Dana invests $8,000 into her son college fund when he is born. The college fund earns 3% interest and is compounded daily. What will the value of his account be if he takes the money out at 18 to go to college? Please write answer rounding to 2 decimal places.

8000(1+.03/365)^(365*18) = ?

To calculate the value of Dana's son's college fund when he takes the money out at the age of 18, we need to use the compound interest formula:

A = P(1 + r/n)^(nt)

Where:
A = the future value of the investment
P = the principal amount (initial investment)
r = annual interest rate (expressed as a decimal)
n = number of times interest is compounded per year
t = number of years

In this case, Dana invests $8,000, the interest rate is 3% (or 0.03 as a decimal), the interest is compounded daily, and the investment period is 18 years.

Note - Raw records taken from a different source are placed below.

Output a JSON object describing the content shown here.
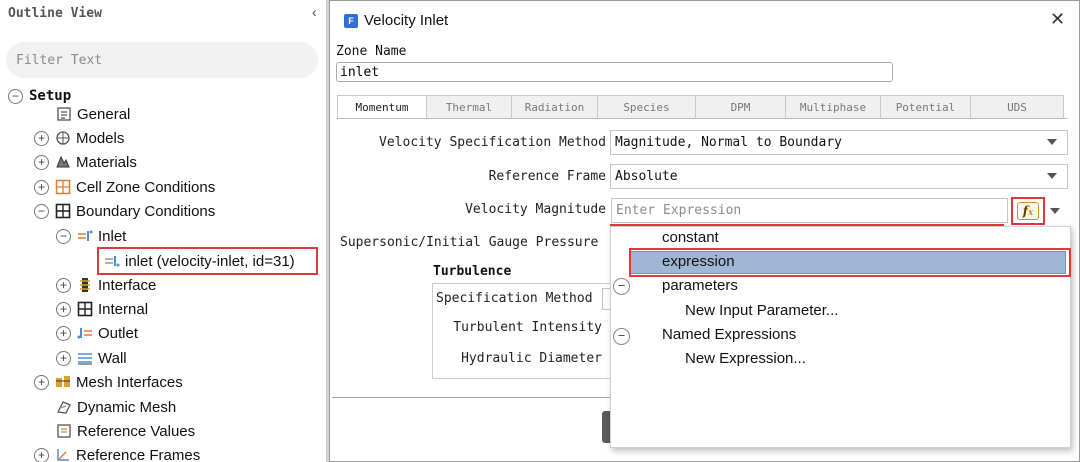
{
  "outline": {
    "title": "Outline View",
    "collapse_glyph": "‹",
    "filter_placeholder": "Filter Text",
    "tree": [
      {
        "label": "Setup",
        "icon": "minus-expander"
      },
      {
        "label": "General",
        "icon": "general-icon"
      },
      {
        "label": "Models",
        "icon": "models-icon"
      },
      {
        "label": "Materials",
        "icon": "materials-icon"
      },
      {
        "label": "Cell Zone Conditions",
        "icon": "cell-zone-icon"
      },
      {
        "label": "Boundary Conditions",
        "icon": "boundary-icon"
      },
      {
        "label": "Inlet",
        "icon": "inlet-icon"
      },
      {
        "label": "inlet (velocity-inlet, id=31)",
        "icon": "inlet-zone-icon"
      },
      {
        "label": "Interface",
        "icon": "interface-icon"
      },
      {
        "label": "Internal",
        "icon": "internal-icon"
      },
      {
        "label": "Outlet",
        "icon": "outlet-icon"
      },
      {
        "label": "Wall",
        "icon": "wall-icon"
      },
      {
        "label": "Mesh Interfaces",
        "icon": "mesh-interfaces-icon"
      },
      {
        "label": "Dynamic Mesh",
        "icon": "dynamic-mesh-icon"
      },
      {
        "label": "Reference Values",
        "icon": "reference-values-icon"
      },
      {
        "label": "Reference Frames",
        "icon": "reference-frames-icon"
      }
    ]
  },
  "dialog": {
    "title": "Velocity Inlet",
    "close_glyph": "✕",
    "zone_name_label": "Zone Name",
    "zone_name_value": "inlet",
    "tabs": [
      "Momentum",
      "Thermal",
      "Radiation",
      "Species",
      "DPM",
      "Multiphase",
      "Potential",
      "UDS"
    ],
    "fields": {
      "velocity_spec_label": "Velocity Specification Method",
      "velocity_spec_value": "Magnitude, Normal to Boundary",
      "reference_frame_label": "Reference Frame",
      "reference_frame_value": "Absolute",
      "velocity_magnitude_label": "Velocity Magnitude",
      "velocity_magnitude_placeholder": "Enter Expression",
      "fx_label": "f",
      "supersonic_label": "Supersonic/Initial Gauge Pressure"
    },
    "turbulence": {
      "title": "Turbulence",
      "spec_method_label": "Specification Method",
      "intensity_label": "Turbulent Intensity",
      "diameter_label": "Hydraulic Diameter"
    }
  },
  "popup_menu": {
    "items": [
      "constant",
      "expression",
      "parameters",
      "New Input Parameter...",
      "Named Expressions",
      "New Expression..."
    ],
    "selected": "expression"
  },
  "colors": {
    "highlight_red": "#e0383b",
    "selection_blue": "#9fb7d4",
    "app_icon_blue": "#2f6fd6"
  }
}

First, let's convert the interest rate to a daily rate:

daily interest rate = (1 + r)^(1/n) - 1 = (1 + 0.03)^(1/365) - 1

Next, we can calculate the future value of the investment:

A = 8,000 * (1 + daily interest rate)^(365 * 18)

Finally, let's calculate the answer:

A = 8,000 * (1 + ((1 + 0.03)^(1/365) - 1))^(365 * 18)

Using a calculator or spreadsheet software, we find that the value of Dana's son's college fund, when he takes the money out at 18 years old, would be approximately $13,334.15 (rounded to 2 decimal places).